Éduquer à choisir ou formater à consommer ? Orientation et addiction au divertissement, même combat.
Pourquoi orientation, addiction numérique et esprit critique relèvent du même combat ?
L’addiction des jeunes aux écrans n’est pas une dérive annexe du progrès technologique. C’est un révélateur brutal de la manière dont notre société conçoit – ou plutôt neutralise – l’autonomie individuelle. À y regarder de près, l’orientation professionnelle, l’éducation à l’esprit critique et l’accompagnement face au numérique relèvent d’une même logique systémique et éducative : celle d’un sujet supposé libre, mais immergé dans des environnements conçus pour guider, influencer et parfois capter ses choix sans qu’il ne s’en aperçoive.
Quand un adolescent scrolle pendant trois heures sur TikTok, ce n’est pas un acte isolé d’irresponsabilité. C’est l’effet attendu d’un environnement conçu pour réduire la friction cognitive, pour que le cerveau ne puisse pas exercer un libre arbitre éclairé. Il en va de même quand un élève s’oriente "librement" vers une filière réputée rentable, parce que ses outils d’aide à la décision lui ont "suggéré" une correspondance entre son profil et un métier.
Dans les deux cas, ce qui est vendu comme liberté de choix repose en fait sur une série de biais d’architecture : des environnements orientés, des options mises en avant, des algorithmes invisibles ou des outils d’orientation prétendument neutres. On parle de design, de gamification ou d'engagement dans le numérique, de guidance bienveillante dans l’orientation. Mais le mécanisme est identique : une influence pré-structurée, naturalisée, et rarement interrogée au sein d'un système plus global.

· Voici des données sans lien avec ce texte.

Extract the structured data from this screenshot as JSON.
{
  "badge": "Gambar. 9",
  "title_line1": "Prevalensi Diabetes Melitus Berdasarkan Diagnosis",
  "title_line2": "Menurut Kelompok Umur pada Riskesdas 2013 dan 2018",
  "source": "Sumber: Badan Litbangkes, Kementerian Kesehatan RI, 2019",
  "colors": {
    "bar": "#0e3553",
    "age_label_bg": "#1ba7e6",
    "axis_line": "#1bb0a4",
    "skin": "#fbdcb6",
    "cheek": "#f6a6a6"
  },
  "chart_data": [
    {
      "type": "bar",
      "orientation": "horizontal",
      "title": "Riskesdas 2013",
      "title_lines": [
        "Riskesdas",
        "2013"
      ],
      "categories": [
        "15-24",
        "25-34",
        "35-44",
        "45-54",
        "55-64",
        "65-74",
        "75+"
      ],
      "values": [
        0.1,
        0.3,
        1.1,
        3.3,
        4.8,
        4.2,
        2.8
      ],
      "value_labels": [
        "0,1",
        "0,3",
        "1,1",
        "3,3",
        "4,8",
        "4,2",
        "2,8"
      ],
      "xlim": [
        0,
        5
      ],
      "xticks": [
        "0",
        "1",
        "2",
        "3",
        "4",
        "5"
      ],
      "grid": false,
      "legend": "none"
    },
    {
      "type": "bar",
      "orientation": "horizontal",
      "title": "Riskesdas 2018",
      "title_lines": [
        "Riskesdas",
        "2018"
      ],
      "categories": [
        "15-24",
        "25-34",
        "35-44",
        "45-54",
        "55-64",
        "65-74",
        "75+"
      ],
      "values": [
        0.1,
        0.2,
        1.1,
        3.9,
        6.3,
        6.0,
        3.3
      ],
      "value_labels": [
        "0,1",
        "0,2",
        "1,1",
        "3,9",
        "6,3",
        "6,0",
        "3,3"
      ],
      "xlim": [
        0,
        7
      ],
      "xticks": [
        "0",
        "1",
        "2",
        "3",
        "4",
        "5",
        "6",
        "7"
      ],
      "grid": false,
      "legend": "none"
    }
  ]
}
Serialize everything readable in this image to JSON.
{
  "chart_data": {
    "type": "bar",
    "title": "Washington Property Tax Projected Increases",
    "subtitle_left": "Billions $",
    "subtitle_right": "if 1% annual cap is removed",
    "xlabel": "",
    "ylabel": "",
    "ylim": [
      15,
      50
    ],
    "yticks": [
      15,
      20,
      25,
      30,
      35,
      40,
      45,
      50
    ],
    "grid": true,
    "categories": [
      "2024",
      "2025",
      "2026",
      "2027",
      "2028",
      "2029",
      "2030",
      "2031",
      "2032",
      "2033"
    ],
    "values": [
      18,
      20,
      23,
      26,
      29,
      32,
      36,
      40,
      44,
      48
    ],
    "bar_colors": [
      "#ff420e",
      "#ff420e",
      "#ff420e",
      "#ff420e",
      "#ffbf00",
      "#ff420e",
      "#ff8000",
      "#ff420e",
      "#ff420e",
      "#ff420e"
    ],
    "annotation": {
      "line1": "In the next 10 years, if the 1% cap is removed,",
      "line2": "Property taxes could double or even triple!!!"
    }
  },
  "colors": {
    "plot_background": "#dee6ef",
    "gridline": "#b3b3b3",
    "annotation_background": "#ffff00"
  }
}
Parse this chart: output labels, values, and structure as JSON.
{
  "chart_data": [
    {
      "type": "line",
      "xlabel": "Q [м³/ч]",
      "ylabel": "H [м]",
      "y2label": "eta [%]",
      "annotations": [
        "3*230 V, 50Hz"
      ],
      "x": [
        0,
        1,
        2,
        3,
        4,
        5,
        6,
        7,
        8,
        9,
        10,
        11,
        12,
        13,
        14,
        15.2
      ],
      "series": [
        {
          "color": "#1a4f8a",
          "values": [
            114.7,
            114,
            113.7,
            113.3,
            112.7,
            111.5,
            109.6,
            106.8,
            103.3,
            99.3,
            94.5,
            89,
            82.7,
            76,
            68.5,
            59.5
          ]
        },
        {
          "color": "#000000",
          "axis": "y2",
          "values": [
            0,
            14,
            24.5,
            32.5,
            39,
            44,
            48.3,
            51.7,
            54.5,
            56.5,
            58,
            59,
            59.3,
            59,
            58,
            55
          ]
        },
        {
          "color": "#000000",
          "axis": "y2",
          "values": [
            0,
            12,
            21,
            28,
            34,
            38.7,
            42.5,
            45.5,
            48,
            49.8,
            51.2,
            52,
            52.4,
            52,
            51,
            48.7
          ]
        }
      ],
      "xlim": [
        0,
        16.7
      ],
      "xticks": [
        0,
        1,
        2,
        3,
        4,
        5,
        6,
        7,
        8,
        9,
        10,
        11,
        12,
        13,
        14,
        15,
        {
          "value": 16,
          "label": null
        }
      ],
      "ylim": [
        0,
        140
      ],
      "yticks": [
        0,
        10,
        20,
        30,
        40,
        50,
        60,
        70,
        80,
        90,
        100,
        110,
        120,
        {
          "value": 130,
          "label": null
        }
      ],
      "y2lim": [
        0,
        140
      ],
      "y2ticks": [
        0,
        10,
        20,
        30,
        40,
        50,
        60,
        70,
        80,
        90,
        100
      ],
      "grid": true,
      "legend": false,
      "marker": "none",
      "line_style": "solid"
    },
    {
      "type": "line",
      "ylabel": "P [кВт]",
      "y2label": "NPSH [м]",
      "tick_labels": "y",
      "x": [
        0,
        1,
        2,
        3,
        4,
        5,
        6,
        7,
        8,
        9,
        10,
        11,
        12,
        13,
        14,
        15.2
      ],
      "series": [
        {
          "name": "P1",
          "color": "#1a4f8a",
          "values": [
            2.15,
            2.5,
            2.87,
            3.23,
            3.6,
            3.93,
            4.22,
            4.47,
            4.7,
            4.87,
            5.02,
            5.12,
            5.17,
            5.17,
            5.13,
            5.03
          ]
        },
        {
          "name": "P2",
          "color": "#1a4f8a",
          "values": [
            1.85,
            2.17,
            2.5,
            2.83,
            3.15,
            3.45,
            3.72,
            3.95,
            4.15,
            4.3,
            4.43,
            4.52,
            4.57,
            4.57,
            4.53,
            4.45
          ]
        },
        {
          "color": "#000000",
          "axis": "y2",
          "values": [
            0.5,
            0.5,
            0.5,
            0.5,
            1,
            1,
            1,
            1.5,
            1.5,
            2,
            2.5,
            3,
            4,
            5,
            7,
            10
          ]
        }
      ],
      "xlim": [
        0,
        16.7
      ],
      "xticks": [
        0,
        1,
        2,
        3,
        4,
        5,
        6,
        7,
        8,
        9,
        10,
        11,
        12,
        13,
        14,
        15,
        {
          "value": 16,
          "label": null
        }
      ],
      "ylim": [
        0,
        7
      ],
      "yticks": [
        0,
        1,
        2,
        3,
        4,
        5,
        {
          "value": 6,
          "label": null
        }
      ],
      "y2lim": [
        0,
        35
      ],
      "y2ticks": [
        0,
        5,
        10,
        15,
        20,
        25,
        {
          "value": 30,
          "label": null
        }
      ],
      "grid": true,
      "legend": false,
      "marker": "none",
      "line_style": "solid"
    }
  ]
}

Face à cela, l’orientation équilibrée ne peut plus être pensée comme une simple aide à l’élaboration d’un projet professionnel. Elle devient une exercice de lucidité en contexte, un espace critique où l’on apprend à repérer ce qui influence nos désirs, nos trajectoires et nos attachements.

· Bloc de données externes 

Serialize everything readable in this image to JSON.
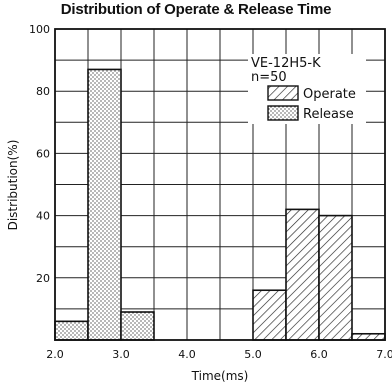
{
  "chart_data": {
    "type": "bar",
    "title": "Distribution of Operate & Release Time",
    "xlabel": "Time(ms)",
    "ylabel": "Distribution(%)",
    "xlim": [
      2.0,
      7.0
    ],
    "ylim": [
      0,
      100
    ],
    "bin_width": 0.5,
    "x_ticks": [
      "2.0",
      "3.0",
      "4.0",
      "5.0",
      "6.0",
      "7.0"
    ],
    "y_ticks": [
      "20",
      "40",
      "60",
      "80",
      "100"
    ],
    "grid": true,
    "legend_position": "top-right",
    "annotations": [
      "VE-12H5-K",
      "n=50"
    ],
    "series": [
      {
        "name": "Operate",
        "pattern": "hatched",
        "bins": [
          {
            "x": 5.0,
            "value": 16
          },
          {
            "x": 5.5,
            "value": 42
          },
          {
            "x": 6.0,
            "value": 40
          },
          {
            "x": 6.5,
            "value": 2
          }
        ]
      },
      {
        "name": "Release",
        "pattern": "dotted",
        "bins": [
          {
            "x": 2.0,
            "value": 6
          },
          {
            "x": 2.5,
            "value": 87
          },
          {
            "x": 3.0,
            "value": 9
          }
        ]
      }
    ]
  }
}
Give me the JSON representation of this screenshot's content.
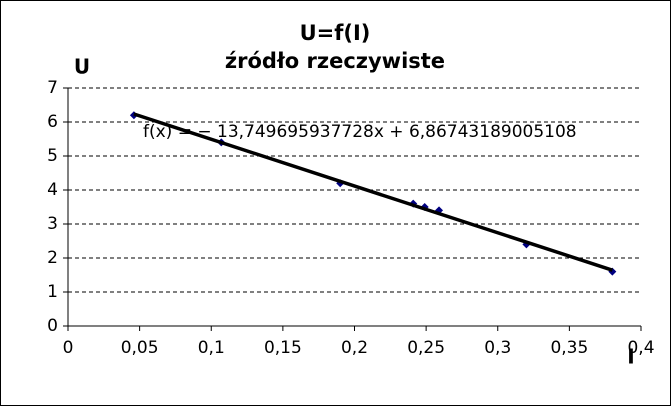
{
  "chart_data": {
    "type": "scatter",
    "title": "U=f(I)",
    "subtitle": "źródło rzeczywiste",
    "x_label": "I",
    "y_label": "U",
    "x": [
      0.046,
      0.107,
      0.19,
      0.241,
      0.249,
      0.259,
      0.32,
      0.38
    ],
    "values": [
      6.2,
      5.4,
      4.2,
      3.6,
      3.5,
      3.4,
      2.4,
      1.6
    ],
    "color": "#000080",
    "trendline": {
      "label": "f(x) = − 13,749695937728x + 6,86743189005108",
      "slope": -13.749695937728,
      "intercept": 6.86743189005108,
      "color": "#000000"
    },
    "xlim": [
      0,
      0.4
    ],
    "xticks": [
      0,
      {
        "value": 0.05,
        "label": "0,05"
      },
      {
        "value": 0.1,
        "label": "0,1"
      },
      {
        "value": 0.15,
        "label": "0,15"
      },
      {
        "value": 0.2,
        "label": "0,2"
      },
      {
        "value": 0.25,
        "label": "0,25"
      },
      {
        "value": 0.3,
        "label": "0,3"
      },
      {
        "value": 0.35,
        "label": "0,35"
      },
      {
        "value": 0.4,
        "label": "0,4"
      }
    ],
    "ylim": [
      0,
      7
    ],
    "yticks": [
      0,
      1,
      2,
      3,
      4,
      5,
      6,
      7
    ],
    "grid": true
  }
}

C’est là que l’éducation retrouve sa vocation politique : non pas transmettre un savoir, mais former au discernement, à la mise à distance des mécanismes d’influence. Ce que nous appelons « esprit critique » ne consiste pas à douter de tout, mais à déplier le contexte dans lequel un choix prend forme.
Ce n’est donc pas un hasard si les logiques paternalistes (interdire les écrans) ou maternalistes (responsabiliser sans armer cognitivement) sont également à l’œuvre dans les deux champs. Ce sont des tentatives de masquer un malaise plus profond : nous ne savons plus éduquer à la liberté dans des environnements qui capturent l’attention et préconfigurent les décisions.
Reprendre la main : une écologie de l’attention et du choix
L’exemple du collège sans téléphone ne suffit pas. Il ne s’agit pas de créer des oasis temporaires dans un désert d’addiction. Il s’agit de refonder notre conception même de l’accompagnement éducatif : sortir de la logique de la prescription ou du laissez-faire, pour bâtir des environnements réellement capacitants.
Cela suppose :
De rendre visibles les mécanismes d’influence invisibles (écrans, algorithmes, plateformes, mais aussi tests d’orientation, fiches métiers, discours sur l’employabilité)
De restaurer des espaces de latence, où l’on peut penser sans être happé
De faire du choix un apprentissage, et non une formalité administrative
Le vrai enjeu : transformer les environnements de décision
On ne résoudra ni l’addiction aux écrans ni la confusion des jeunes face à leur avenir si l’on ne questionne pas le cadre qui produit cette perte d’orientation intérieure. Les plateformes veulent notre attention. Le système scolaire veut notre conformité. Le marché du travail veut notre adaptabilité.
Qui, aujourd’hui, veut réellement notre lucidité ?
Orientation et addiction ne relèvent pas de deux problèmes distincts. Ce sont deux symptômes d’un même modèle : celui d’une autonomie proclamée mais jamais rendue possible. Repenser l’orientation, c’est donc repolitiser l’éducation et renverser la logique : non pas faire des jeunes les gestionnaires optimisés de leur futur, mais les acteurs critiques de leurs environnements de choix.